Le virus SARS-CoV-2 circulait en Italie bien avant la détection du « patient zéro » le 22 février dernier à Codogné. C'est ce que démontrent trois études transalpines qui ont remonté le temps : l'une sur les eaux usées où l’Institut supérieur de la santé a retrouvé des traces de coronavirus en décembre 2019 à Milan, Turin et Bologne ; une très récente ayant montré a posteriori qu'un petit garçon de 4 ans était positif au virus en novembre 2019 ; et une autre menée par l’Institut national de cancérologie de Milan qui est allée jusqu'à l'été 2019.
« Nous avons eu l'idée d'analyser des échantillons de sang prélevés en 2019 chez des volontaires inscrits dans un programme de recherche sur le cancer du poumon, explique le Pr Gabriella Sozzi, qui a dirigé l'étude à l'Institut de cancérologie. Nos résultats suggèrent d'appliquer cette méthode à la recherche sur les virus émergents et les pandémies car elle permet de dater leur apparition, leur mode de transmission et leur dynamique. »
Alerte clinique
C'est ainsi qu'une autre étude menée à l’université de Milan, publiée la semaine dernière dans la revue « Emerging Infectious Diseases », a analysé 39 échantillons d’écouvillons de patients prélevés entre septembre 2019 et février 2020. Les chercheurs ont diagnostiqué un petit garçon de 4 ans positif au SARS-CoV-2 en novembre 2019. L’enfant avait développé des symptômes similaires à ceux de la grippe et des éruptions cutanées typiques de la rougeole. Or les tests à l'époque avaient indiqué que le petit garçon n’avait pas contracté la rougeole.
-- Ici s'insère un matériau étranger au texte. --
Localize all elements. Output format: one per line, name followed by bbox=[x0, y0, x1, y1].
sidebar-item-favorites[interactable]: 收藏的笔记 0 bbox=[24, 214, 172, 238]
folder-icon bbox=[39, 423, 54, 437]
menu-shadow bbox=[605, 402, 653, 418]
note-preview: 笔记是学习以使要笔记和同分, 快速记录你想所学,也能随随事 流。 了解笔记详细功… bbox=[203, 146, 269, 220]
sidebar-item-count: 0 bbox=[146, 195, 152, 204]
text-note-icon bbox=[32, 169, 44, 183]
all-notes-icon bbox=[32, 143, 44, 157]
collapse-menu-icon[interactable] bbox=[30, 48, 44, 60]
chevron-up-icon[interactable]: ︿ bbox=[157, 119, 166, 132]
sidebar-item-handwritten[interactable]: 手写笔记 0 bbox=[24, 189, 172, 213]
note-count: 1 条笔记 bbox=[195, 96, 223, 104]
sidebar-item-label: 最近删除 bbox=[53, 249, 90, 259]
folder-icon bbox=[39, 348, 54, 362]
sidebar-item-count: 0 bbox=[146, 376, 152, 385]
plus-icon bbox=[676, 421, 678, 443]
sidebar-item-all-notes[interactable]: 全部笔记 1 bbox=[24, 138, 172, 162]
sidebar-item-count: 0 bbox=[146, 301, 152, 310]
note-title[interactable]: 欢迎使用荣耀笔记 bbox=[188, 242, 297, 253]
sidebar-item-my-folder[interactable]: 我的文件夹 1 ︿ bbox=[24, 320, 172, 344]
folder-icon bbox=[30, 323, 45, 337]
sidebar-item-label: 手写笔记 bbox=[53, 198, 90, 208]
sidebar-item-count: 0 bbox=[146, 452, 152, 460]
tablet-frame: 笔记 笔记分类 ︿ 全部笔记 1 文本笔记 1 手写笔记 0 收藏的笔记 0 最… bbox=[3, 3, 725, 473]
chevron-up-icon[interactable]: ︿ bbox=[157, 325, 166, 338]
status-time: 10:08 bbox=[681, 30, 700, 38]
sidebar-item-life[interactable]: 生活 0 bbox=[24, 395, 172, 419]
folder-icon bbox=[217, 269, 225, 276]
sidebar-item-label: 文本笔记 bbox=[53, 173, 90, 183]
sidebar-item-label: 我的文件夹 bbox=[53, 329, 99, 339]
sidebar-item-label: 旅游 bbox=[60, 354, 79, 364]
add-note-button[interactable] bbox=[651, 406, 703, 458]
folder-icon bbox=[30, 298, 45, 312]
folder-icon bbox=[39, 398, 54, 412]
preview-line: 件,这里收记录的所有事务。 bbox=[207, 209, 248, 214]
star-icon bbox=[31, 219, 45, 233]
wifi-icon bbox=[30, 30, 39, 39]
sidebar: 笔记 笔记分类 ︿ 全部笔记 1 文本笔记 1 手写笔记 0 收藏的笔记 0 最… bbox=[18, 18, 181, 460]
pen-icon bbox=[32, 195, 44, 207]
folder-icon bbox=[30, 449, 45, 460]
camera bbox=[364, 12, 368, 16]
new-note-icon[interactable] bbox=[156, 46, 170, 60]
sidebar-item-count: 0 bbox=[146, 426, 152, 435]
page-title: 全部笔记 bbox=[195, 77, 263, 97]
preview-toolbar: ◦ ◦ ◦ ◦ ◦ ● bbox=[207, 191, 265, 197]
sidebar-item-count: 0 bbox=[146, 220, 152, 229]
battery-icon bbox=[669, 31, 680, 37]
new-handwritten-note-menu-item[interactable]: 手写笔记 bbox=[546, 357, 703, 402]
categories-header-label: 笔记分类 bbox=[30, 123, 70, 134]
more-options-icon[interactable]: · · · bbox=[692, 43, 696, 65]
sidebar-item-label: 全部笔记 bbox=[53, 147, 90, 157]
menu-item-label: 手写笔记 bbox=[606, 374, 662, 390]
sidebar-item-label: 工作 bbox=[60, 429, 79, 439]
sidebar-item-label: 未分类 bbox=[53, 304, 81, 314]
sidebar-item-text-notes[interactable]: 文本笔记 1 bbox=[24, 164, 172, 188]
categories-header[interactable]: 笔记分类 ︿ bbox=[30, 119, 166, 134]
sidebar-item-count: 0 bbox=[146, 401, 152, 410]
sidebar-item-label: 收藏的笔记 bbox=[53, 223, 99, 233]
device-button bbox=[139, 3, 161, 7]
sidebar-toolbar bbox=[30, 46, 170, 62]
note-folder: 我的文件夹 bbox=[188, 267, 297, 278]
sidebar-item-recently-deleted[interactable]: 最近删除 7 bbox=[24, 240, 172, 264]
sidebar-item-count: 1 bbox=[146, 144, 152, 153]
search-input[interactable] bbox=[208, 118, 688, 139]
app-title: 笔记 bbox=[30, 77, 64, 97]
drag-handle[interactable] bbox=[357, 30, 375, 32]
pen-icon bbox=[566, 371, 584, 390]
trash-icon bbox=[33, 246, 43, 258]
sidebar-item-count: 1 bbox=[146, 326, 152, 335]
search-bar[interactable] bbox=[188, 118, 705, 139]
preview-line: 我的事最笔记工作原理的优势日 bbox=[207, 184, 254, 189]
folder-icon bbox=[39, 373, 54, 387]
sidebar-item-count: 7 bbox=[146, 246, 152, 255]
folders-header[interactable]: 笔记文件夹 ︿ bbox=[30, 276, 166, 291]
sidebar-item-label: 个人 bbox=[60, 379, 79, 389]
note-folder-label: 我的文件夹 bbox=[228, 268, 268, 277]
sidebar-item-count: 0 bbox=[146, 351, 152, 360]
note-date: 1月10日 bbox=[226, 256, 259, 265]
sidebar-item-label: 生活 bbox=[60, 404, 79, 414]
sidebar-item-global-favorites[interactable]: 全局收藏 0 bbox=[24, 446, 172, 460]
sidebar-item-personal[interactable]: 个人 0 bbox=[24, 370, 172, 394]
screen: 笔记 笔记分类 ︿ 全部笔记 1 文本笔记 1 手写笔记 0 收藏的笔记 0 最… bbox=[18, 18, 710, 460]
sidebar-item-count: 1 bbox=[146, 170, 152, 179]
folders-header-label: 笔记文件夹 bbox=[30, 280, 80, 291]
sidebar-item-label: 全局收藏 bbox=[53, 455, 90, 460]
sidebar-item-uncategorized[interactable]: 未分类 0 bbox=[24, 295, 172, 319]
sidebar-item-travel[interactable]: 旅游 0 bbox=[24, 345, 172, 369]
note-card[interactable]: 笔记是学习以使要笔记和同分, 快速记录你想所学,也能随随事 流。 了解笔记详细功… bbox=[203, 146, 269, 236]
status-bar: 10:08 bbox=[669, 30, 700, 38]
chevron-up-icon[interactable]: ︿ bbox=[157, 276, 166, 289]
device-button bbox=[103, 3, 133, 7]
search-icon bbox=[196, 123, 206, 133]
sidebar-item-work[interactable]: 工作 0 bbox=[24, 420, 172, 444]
Pourquoi les chercheurs ne sont-ils pas remontés jusqu'en 2018 ? « C’est en décembre 2019 et janvier 2020 que plusieurs généralistes et médecins hospitaliers ont commencé à observer des formes étranges de pneumonie interstitielle qui n’avaient rien à voir avec la grippe et les autres maladies d’origine respiratoires que l’on connaît », ajoute le Pr Gian Vincenzo Zuccotti qui a dirigé la récente recherche à l'université milanaise.
Pour le Pr Pierangelo Clerici, président de l’Association des médecins microbiologistes- infectiologues italiens, dater l’apparition du virus avant 2019 n’est pas simple : « Il faudrait récupérer des échantillons biologiques de patients chinois ou originaires du sud-est asiatique qui ont été examinés en milieu hospitalier pour une raison ou pour une autre à cette période. »
Une circulation silencieuse
Le virus a ainsi commencé à circuler en Italie d’abord avec quelques cas circonscrits, avant que des mini-clusters ne se multiplient. « Avant la première vague, le virus circulait silencieusement, il y avait probablement des asymptomatiques ou paucisymptomatiques, puis le virus s’est diffusé rapidement et les hôpitaux ont été saturés », note le Pr Zuccotti.
L’apparition du virus en Italie pose la question de la surveillance des virus émergents. Pour le Pr Pierangelo Clerici, « cette pandémie nous a appris qu’il faut organiser un système de surveillance douze mois sur douze (...). Les instituts de virologie de référence devront stocker tous les mois des échantillons biologiques de patients, même sains, susceptibles d'avoir été contaminés après un voyage à l'étranger. Nous devons anticiper les virus ».
Dispositifs de surveillance
Ainsi, quand peut-on supposer qu’il s’agit d’un nouveau virus ? Pour le Pr Clerici, « lorsque le virus s’attaque à toutes les tranches d’âge ». Faut-il renforcer les dispositifs de vigilance actuels ? « Les pandémies liées au saut d’espèce vont probablement nous accompagner, il faut les anticiper, indique l'infectiologue. Normalement les pandémies sont cycliques, elles éclatent plus ou moins tous les huit ans mais ce laps de temps s’est peut-être raccourci ». Pour dresser un tableau des virus émergents, le microbiologiste propose que l’OMS désigne deux centres de culture cellulaire par pays. « La culture cellulaire est la première étape pour connaître un virus (...), c’est la seule façon d’anticiper la diffusion des virus à grande échelle », préconise le Pr Clerici.